“The art of knowing is knowing what to ignore”, so said the great Sufi poet Rumi.
Ever since I read this quote it has been playing on my mind. It is a simple phrase and yet, as is often the case with great poets, it contains a world of knowledge in it as well as the secret to a happier and more peaceful life.
We all live in and are surrounded by an enormous sea of thoughts: our own and those of others around us. We are constantly exposed to viewpoints, opinions in the form of what we read, hear, watch, feel and think. It has been said that in one day, a human being thinks as many as 60,000 thoughts and under stressful situations, this number can go up many fold. Each of these thoughts is energy and has the potential to affect our physical and emotional well-being. Think, for example, of your favorite food or dish- can you not almost instantly feel the taste in your mouth?
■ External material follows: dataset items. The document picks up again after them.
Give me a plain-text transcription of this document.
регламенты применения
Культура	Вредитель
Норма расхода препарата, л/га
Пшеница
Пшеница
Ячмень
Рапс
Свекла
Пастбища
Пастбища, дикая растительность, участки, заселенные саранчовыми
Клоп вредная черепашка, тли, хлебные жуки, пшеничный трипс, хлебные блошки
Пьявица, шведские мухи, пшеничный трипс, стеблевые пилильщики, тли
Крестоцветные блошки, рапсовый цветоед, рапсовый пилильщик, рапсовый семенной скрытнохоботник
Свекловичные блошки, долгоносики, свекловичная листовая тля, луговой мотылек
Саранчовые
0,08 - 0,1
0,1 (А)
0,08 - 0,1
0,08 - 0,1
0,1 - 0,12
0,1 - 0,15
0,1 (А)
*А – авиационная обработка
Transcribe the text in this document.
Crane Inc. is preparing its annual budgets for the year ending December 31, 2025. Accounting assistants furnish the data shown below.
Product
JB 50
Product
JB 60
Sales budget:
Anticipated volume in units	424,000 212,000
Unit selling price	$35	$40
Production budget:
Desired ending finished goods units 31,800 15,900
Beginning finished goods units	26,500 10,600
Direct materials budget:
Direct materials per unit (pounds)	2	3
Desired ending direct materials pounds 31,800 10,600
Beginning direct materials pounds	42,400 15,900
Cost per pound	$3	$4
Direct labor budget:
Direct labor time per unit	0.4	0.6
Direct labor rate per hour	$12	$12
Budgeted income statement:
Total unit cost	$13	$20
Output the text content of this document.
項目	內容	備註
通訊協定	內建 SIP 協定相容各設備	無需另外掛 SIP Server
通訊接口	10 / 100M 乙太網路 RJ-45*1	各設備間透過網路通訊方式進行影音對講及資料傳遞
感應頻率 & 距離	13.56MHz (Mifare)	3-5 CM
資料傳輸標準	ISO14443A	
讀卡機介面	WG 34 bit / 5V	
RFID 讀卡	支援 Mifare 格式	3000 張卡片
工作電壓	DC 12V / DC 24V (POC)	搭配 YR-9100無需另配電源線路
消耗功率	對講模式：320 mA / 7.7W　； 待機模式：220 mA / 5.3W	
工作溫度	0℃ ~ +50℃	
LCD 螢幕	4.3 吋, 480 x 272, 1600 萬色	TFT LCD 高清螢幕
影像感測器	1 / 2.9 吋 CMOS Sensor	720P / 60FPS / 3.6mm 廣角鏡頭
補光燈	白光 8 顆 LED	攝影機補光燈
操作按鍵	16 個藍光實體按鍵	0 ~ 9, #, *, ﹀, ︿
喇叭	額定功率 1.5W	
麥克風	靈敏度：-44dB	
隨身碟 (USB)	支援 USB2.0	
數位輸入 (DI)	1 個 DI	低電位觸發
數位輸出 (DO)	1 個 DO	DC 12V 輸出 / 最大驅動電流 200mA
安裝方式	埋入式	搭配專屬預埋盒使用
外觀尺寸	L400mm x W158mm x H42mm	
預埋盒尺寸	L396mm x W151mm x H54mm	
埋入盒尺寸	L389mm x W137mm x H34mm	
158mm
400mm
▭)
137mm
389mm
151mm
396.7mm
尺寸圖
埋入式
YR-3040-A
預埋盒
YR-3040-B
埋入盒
That’s the power of a simple thought and if we have so many thoughts bombarding our conscious and subconscious mind, our state must be in a constant state of flux in response to all of those and the reactions they generate. If there is a way of sifting out the thoughts that are “good” for our state, we would actually be able to live better- and as they say, one thing leads to another- this too would cause a chain reaction and a massive change in our over-all being.
Just as it is necessary to be able to see what is pertinent to our lives, it is equally important to be able to recognize all that which is simply unnecessary clutter. This unnecessary clutter occupies space that does not allow what is truly needed to come in- or perhaps it just hides it away in the background, making it tougher for us to reach it when we need to. When we are able to filter out information that is not needed by our mind, we can de-clutter and thereby focus more on what is relevant. So, how does one know what to ignore?
As a child I heard a story of the triple filter test-attributed to Chanakya, the Indian philosopher and sometimes to Aristotle, the Greek philosopher. It speaks of a man who met the great philosopher on the road one day. The man wanted to tell the philosopher something pertaining to his friend. The philosopher stopped the man before he could speak, requesting him to put what he was about to relate through three filters- first: whether what he was going to say was true or based on mere hear-say; second: whether it was something good about this friend; and the third whether it would be useful to the philosopher or help in any way knowing what the man had to say. Since the man failed all the three filters, the philosopher bid the man not to tell him anything at all and continued with his work.
The Art of Knowing Divider
Irrespective of who actually wrote it, it sends out an important message: before we accept what is told to us by others, as also before we say something about others, we need to pass our words through the same three filters. Anything that is not a validated fact, is not constructive or useful in making us or the other person better has to be avoided completely.
By habit over the past years, I tend to relate any teachings and learning to what Master Choa Kok Sui, my spiritual guru, and the founder of Modern Pranic healing and Arhatic Yoga, has taught us. There are several ways by which one can cultivate the art of filtering what to keep and what to ignore. Daily practice of the Meditation on Twin Hearts as taught by Master Choa helps by cleansing our auras, increasing intuition, developing awareness and mindfulness. In addition to meditation, Master Choa emphasizes the importance of character building. He gives this even greater importance than practicing meditation- he states that if there were a choice between meditating and practicing the virtues, one should practice the virtues. He has elaborated on five virtues and the first three help develop accurate perception, discernment and correct expression. Let us look at these three virtues briefly:
Loving kindness and non-injury : in thoughts, words and deeds
Generosity and non-stealing: giving and sharing in every sphere of life and abstaining from taking that which does not rightfully belong to us.
Honesty and non-lying: being honest, avoiding half-truths, malicious truths and facts spoken for pure personal gain. This virtue has to be balanced with the virtue of loving kindness.
The above virtues have to be practiced both with respect to others and towards oneself. They are explained in detail in Master Choa’s books and taught in all his workshops. In fact, right from the Basic Pranic Healing workshop and all workshops thereafter, Master prepares us to develop these virtues using simple techniques which he explains in even greater detail in the Arhatic yoga preparatory workshop.
Character building is a constant process, as life itself is a constant flow and presents new experiences and learning at every step. The practice of virtues has to become a part of our daily life. As we progress, starting with our thoughts and spoken words, our actions follow suit. The mind becomes clear and instantly knows what is worth paying attention to and what must be ignored. In fact, the art of “knowing” becomes a natural outcome of practicing these virtues.